J’ai reçu aujourd’hui un courriel très intéressant d’un artiste moscovite qui a deux fils et qui sera probablement contraint de quitter la Russie parce qu’il a monté une exposition de portraits de personnes qui ont été arrêtées. Il m’a demandé ce qu’il devait faire. Je lui ai répondu qu’il devait penser à ses enfants car ils vont souffrir. Il m’a dit qu’il avait lu toutes les interviews que nous avons données, Ilya et moi, et tout ce que nous avons écrit, parce qu’il veut comprendre comment créer des œuvres à plusieurs niveaux dans lesquelles il n’est pas toujours possible de reconnaître ce qu’il y a à l’intérieur - pour qu’elles ne soient pas manifestement antigouvernementales. Ma réponse est que l’art doit toujours être comme ça. Il ne peut pas être direct ou unilinéaire, il doit être complexe. Les gens ne sont pas si bêtes. Tout n'est pas noir ou blanc. Nous sommes des personnes à multiples facettes. C’est ce qui fait de nous des humains.
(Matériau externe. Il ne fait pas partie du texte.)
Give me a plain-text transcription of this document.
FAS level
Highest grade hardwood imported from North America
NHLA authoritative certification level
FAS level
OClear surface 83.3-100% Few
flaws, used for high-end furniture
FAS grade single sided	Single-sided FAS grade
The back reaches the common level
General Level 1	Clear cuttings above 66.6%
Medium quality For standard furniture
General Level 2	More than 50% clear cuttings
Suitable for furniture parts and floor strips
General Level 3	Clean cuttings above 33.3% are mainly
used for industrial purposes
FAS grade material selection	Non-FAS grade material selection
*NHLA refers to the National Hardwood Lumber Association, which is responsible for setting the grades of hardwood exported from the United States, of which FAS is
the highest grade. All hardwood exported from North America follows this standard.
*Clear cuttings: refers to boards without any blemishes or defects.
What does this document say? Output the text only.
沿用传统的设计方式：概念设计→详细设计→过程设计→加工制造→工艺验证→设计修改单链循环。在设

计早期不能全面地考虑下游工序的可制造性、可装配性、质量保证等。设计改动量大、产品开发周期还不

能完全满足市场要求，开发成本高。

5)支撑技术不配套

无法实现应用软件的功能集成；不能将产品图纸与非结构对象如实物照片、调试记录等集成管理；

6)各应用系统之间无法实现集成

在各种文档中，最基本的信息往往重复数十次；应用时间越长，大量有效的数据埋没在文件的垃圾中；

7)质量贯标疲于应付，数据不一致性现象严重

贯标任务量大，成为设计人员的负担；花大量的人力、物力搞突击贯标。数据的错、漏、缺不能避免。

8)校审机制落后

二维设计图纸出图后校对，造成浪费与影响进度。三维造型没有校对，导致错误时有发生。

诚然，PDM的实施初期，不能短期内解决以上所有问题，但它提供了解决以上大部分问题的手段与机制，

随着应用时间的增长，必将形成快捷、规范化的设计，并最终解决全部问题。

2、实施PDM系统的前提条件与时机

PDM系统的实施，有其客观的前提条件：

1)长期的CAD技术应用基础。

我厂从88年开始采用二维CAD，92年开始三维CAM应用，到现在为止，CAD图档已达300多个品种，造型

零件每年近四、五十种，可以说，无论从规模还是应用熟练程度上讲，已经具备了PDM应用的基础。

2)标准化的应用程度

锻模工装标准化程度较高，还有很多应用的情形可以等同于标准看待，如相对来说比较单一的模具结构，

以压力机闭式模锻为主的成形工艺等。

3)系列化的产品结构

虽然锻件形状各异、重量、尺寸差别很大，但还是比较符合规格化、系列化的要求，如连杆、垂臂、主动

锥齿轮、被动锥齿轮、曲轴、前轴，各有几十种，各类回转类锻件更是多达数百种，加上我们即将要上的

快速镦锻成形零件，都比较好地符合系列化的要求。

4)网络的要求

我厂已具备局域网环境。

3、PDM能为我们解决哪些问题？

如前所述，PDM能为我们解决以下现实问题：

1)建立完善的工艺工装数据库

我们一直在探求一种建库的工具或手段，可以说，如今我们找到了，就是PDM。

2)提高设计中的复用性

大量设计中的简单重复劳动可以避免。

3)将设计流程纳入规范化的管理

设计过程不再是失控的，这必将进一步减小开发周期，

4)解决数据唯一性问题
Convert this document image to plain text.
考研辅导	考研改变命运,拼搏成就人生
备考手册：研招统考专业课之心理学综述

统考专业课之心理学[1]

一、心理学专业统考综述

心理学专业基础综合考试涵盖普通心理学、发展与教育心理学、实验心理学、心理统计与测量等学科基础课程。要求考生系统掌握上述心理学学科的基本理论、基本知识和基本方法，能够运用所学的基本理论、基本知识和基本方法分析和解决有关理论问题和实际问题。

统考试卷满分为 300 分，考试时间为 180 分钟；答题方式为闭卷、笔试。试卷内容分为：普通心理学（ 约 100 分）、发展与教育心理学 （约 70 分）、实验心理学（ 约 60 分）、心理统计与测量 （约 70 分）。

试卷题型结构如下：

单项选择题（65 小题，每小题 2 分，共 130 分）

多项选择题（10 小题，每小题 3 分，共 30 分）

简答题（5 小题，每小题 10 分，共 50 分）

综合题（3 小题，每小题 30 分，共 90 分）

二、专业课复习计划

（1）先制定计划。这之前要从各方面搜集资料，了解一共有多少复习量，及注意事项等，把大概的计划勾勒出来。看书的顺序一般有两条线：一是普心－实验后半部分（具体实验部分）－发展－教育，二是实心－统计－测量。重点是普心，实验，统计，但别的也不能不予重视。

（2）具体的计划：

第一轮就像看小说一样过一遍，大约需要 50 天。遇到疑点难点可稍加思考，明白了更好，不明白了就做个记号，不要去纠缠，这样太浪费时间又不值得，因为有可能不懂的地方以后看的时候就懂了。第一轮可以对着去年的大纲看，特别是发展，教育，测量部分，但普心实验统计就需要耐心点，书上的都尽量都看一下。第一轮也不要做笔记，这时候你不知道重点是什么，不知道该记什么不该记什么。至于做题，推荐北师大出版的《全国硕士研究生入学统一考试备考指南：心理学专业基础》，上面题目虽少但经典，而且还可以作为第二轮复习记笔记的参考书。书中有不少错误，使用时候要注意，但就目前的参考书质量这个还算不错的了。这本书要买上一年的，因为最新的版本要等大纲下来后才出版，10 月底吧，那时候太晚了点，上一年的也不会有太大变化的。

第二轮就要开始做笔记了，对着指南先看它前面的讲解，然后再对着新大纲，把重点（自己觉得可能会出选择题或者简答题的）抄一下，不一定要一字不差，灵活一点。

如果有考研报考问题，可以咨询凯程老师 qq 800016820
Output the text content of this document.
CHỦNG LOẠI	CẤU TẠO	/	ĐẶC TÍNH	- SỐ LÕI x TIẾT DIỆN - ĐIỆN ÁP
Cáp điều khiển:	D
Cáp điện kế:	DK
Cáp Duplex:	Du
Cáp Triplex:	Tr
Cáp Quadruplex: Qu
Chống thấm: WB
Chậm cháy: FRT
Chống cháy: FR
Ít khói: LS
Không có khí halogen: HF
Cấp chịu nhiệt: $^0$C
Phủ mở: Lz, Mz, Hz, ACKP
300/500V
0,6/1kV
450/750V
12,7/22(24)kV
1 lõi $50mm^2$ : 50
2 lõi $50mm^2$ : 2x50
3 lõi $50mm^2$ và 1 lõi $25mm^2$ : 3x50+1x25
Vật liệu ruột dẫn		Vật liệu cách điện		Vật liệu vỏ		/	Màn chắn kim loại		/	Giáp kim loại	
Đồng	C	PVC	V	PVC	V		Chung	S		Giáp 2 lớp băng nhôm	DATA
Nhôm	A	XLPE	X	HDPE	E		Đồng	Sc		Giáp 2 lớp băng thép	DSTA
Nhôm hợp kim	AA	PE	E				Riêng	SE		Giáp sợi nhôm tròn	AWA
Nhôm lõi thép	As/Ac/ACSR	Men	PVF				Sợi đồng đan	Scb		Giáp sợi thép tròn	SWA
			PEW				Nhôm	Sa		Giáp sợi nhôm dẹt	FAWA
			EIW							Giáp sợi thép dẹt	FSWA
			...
Le problème est que tous les artistes vraiment talentueux sont partis. Ils sont tous connus ici, mais ils ne se trouvent pas là-bas, en Russie. Un article très intéressant est paru récemment dans une publication russe sur « 100 artistes russes vivants que vous devriez connaître ». Il y est dit « Ilya Kabakov détient toujours le titre d’artiste russe numéro un ». Je pense qu’ils se sont peut-être empressés de le revendiquer comme un artiste russe afin que l’Ukraine ne le revendique pas.
Mais je voudrais répéter ce que j’ai déjà dit : nous nous considérons comme des artistes internationaux, nés en Union soviétique et vivant aux États-Unis d’Amérique.